Fellows, in SDL fonts i found this:

/*

  • Set up a blit between two surfaces – split into three parts:
  • The upper part, SDL_UpperBlit(), performs clipping and rectangle
  • verification. The lower part is a pointer to a low level
  • accelerated blitting function.
  • These parts are separated out and each used internally by this
  • library in the optimimum places. They are exported so that if
  • you know exactly what you are doing, you can optimize your code
  • by calling the one(s) you need.
    */
    int SDL_LowerBlit (SDL_Surface *src, SDL_Rect *srcrect,
    SDL_Surface *dst, SDL_Rect *dstrect)
    {
    (…)

IMHO: SDL_LowBlit() is fast but the parameters must be cleaner.

This is about eliminating the tiny overhead of clipping. It’s only relevant if
you’re doing thousands of blits per frame.

Another idea, my hardware is fixed (atom, i386 compatible). The
SDL_BlitSurface() function may be rewrite in assembly:

Memory block copying (scanlines of a surface blit) are trivial for the
compiler to optimize, so I doubt you’ll improve the bandwidth by using asm.

The real problem here is that PC hardware, since the days of Pentium or so, is
not designed for software rendering. The expansion slot bus (ISA, VLB, PCI,
AGP, etc…) forms a serious bottleneck between the CPU and the VRAM, as the
chipsets are really designed to use those busses for DMA.

Now, you might think that an integrated shared memory video solution would
eliminate this problem, making VRAM as fast as normal RAM, but no! It seems
like most of the time, the driver will point the CPU at the area where the
video chip maps “its” VRAM (which is the only way to access it “directly” with
non-integrated video card), rather than directly to the physical RAM. Thus,
you’ll have both the bottleneck of the bus, and the slow-down caused by the
video chip fighting the CPU for RAM access while forwarding those "VRAM"
accesses.

You may be able to hack the driver to get it to tell you where the “VRAM
window” is, but that memory might be banked or interleaved in strange ways
that you can’t see when accessing through the video chip… Again, this is one
of those things that might be worth checking out if you’re coding for a
specific device, but this will be even more non-portable than hardware
scrolling.

//David Olofson - Developer, Artist, Open Source Advocate

.— Games, examples, libraries, scripting, sound, music, graphics —.
| http://olofson.net http://kobodeluxe.com http://audiality.org |
| http://eel.olofson.net http://zeespace.net http://reologica.se |
’---------------------------------------------------------------------'On Monday 05 April 2010, at 16.12.41, Ricardo Leite wrote:

David Olofson wrote:

The real problem here is that PC hardware, since the days of Pentium or so, is
not designed for software rendering. The expansion slot bus (ISA, VLB, PCI,
AGP, etc…) forms a serious bottleneck between the CPU and the VRAM, as the
chipsets are really designed to use those busses for DMA.
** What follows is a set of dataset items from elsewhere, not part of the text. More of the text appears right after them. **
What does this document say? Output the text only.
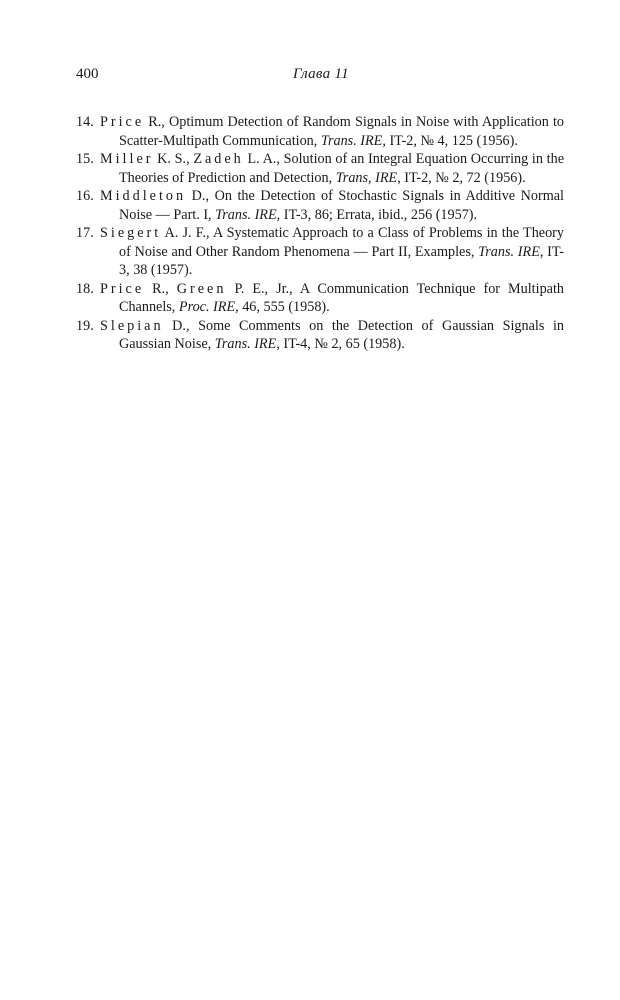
400	Глава 11
14. Price R., Optimum Detection of Random Signals in Noise with Application to Scatter-Multipath Communication, Trans. IRE, IT-2, № 4, 125 (1956).
15. Miller K. S., Zadeh L. A., Solution of an Integral Equation Occurring in the Theories of Prediction and Detection, Trans, IRE, IT-2, № 2, 72 (1956).
16. Middleton D., On the Detection of Stochastic Signals in Additive Normal Noise — Part. I, Trans. IRE, IT-3, 86; Errata, ibid., 256 (1957).
17. Siegert A. J. F., A Systematic Approach to a Class of Problems in the Theory of Noise and Other Random Phenomena — Part II, Examples, Trans. IRE, IT-3, 38 (1957).
18. Price R., Green P. E., Jr., A Communication Technique for Multipath Channels, Proc. IRE, 46, 555 (1958).
19. Slepian D., Some Comments on the Detection of Gaussian Signals in Gaussian Noise, Trans. IRE, IT-4, № 2, 65 (1958).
Thanks your message confirms what I read in the topic Is SDL slow or is it my code that sucks? (http://www.pouet.net/topic.php?which=2625) (pou?t.net) :

PCI has a bandwidth of 100 MB/s. So in 1024x768x32 the max. framerate is 32. In 640x480x32 it is 81. This somewhat corresponds to your numbers.

I just wonder why AGP isn’t used. AGP 1x has 0.5 GB/s (if I’m right). That would give you 159 FPS in 1024x768. Don’t ask me why this isn’t the case, maybe the back buffer can’t be accessed through AGP? I have no idea.

I’d go for a hardware accellerated backend anyways, as it will give you stretching, alpha-blending, bilinear filtering and what not for free, plus a dynamic texture that (hopefully) can be accessed through AGP.

An other example : In 1280x1024x32 you blit 5242880 bytes (5 MB) so with such a bandwidth the maximum FPS you get is 20. It seems surreal these days because I thought the SDL_Surface & SDL_HWSURFACE combo would allow me to fast blit but when the hardware is limited then the only thing you get is a snail-fast acceleration.

Welcome to the world of tomorrow (Futurama) !

Note : Sorry for reviving this zombie topic but I thought my contribution would help other coders to gain some precious time.